Niestety dla 12-letniego Brytyjczyka, Daniela Hurleya, nadużywanie dezodorantu skończyło się tragicznie. Chłopiec, mimo młodego wieku, bardzo o siebie dbał i każdy dzień zaczynał od dość długiej i złożonej toalety - stosował różnego rodzaju kosmetyki do ciała oraz do stylizacji włosów. Pewnego poranka, gdy długo nie wychodził z łazienki i nie odpowiadał na nawoływania ojca, ten był zmuszony wyważyć drzwi. Daniel leżał nieprzytomny na podłodze. Został natychmiast przewieziony do szpitala, gdzie po pięciu dniach zmarł.
Badania wykazały, że nastolatek rozpylił w niewentylowanym pomieszczeniu zbyt dużo kosmetyku, a zawarte w nim rozpuszczalniki wywołały arytmię. Na opakowaniach wyraźnie były wymienione wszelkie ostrzeżenia, więc zrozpaczony ojciec chłopca nie ma podstaw, by pozwać producenta i żądać odszkodowania.

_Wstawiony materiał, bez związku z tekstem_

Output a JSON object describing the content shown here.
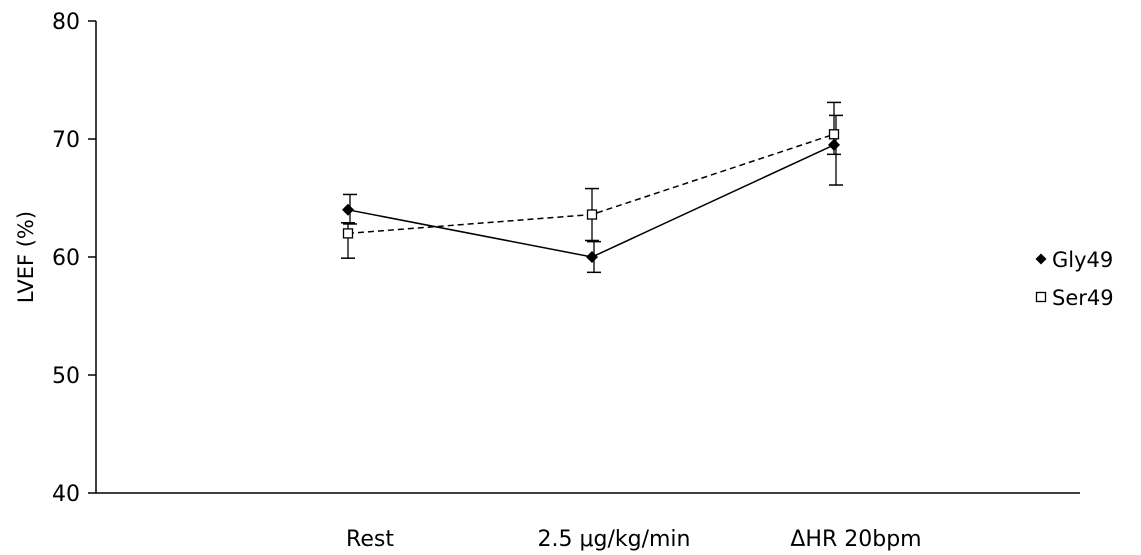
{
  "chart_data": {
    "type": "line",
    "title": "",
    "xlabel": "",
    "ylabel": "LVEF (%)",
    "categories": [
      "Rest",
      "2.5 μg/kg/min",
      "ΔHR 20bpm"
    ],
    "ylim": [
      40,
      80
    ],
    "yticks": [
      40,
      50,
      60,
      70,
      80
    ],
    "grid": false,
    "legend_position": "right",
    "series": [
      {
        "name": "Gly49",
        "values": [
          64.0,
          60.0,
          69.5
        ],
        "error_upper": [
          65.3,
          61.3,
          72.0
        ],
        "error_lower": [
          62.8,
          58.7,
          66.1
        ],
        "marker": "filled-diamond",
        "line_style": "solid",
        "color": "#000000"
      },
      {
        "name": "Ser49",
        "values": [
          62.0,
          63.6,
          70.4
        ],
        "error_upper": [
          62.9,
          65.8,
          73.1
        ],
        "error_lower": [
          59.9,
          61.4,
          68.7
        ],
        "marker": "open-square",
        "line_style": "dashed",
        "color": "#000000"
      }
    ]
  }
}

Przestrzegamy was przed szkodliwością tego typu rozpylanych kosmetyków. Nie stosujcie ich w zamkniętych pomieszczeniach. Wietrzcie pokój zawsze po zastosowaniu dezodorantu czy lakieru do włosów. Pamiętajcie również, aby ze względu na bezpieczeństwo skóry zmieniać rodzaj używanego aerozolu przynajmniej co dwa miesiące.